The place was beautiful. It really lived up to the hype. But what made more of an impression on me was the eerie abandoned mines near the creek. Me and two girls were exploring off the main trail when we found some of these mine entrances that give off total horror-story vibes. I wrote a nosleep story to go with one of the pictures I took – will post later.

The girls I went with are currently in high school, and I’m so glad I went with them instead of the usual crowd. They dragged me all the way up the river. Like, literally through the river. We didn’t hardly even hike the main trail, and it was great. At one point, I slipped on a rock and fell completely in the water. Yes, I was wearing my camera. But don’t worry; I made sure to fall backwards.

There’s something great about finding friends that are willing to go out of their comfort zone and just dive into the water. Find yourself a couple people you can always rely on to go on adventures. You’ll be surprised at the places they’ll take you.

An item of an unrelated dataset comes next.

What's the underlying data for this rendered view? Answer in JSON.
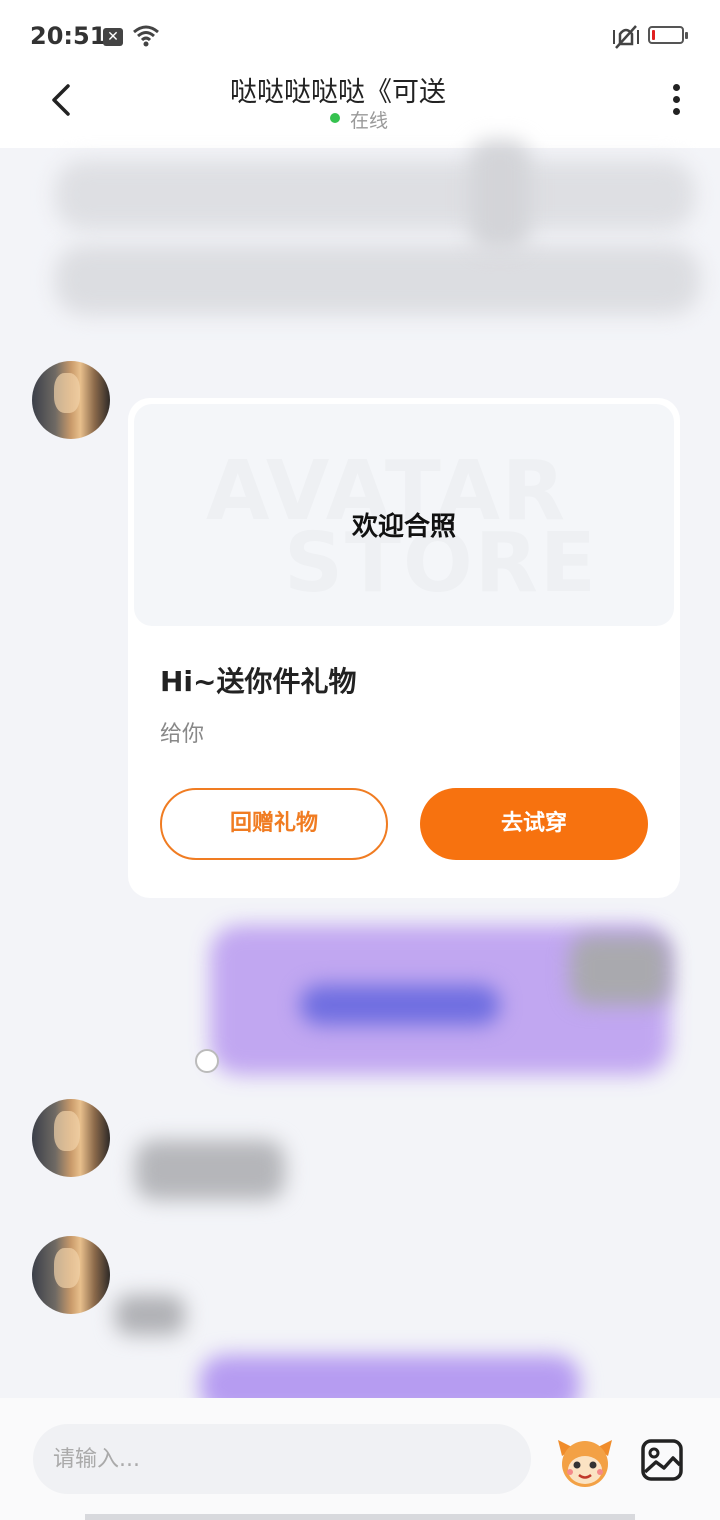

stahlman point // detroit, oregon

If you’re ever in the PNW around Salem, Oregon, I highly encourage you to take the trip out to Stahlman Point. It’s a 5-mile hike round-trip up a hill overlooking Detroit Lake and the surrounding valley. Both times I’ve done it I’ve tried to get to the top by sunrise, but I always vastly underestimate my physical ability and the time the sun actually rises. The view is so worth it.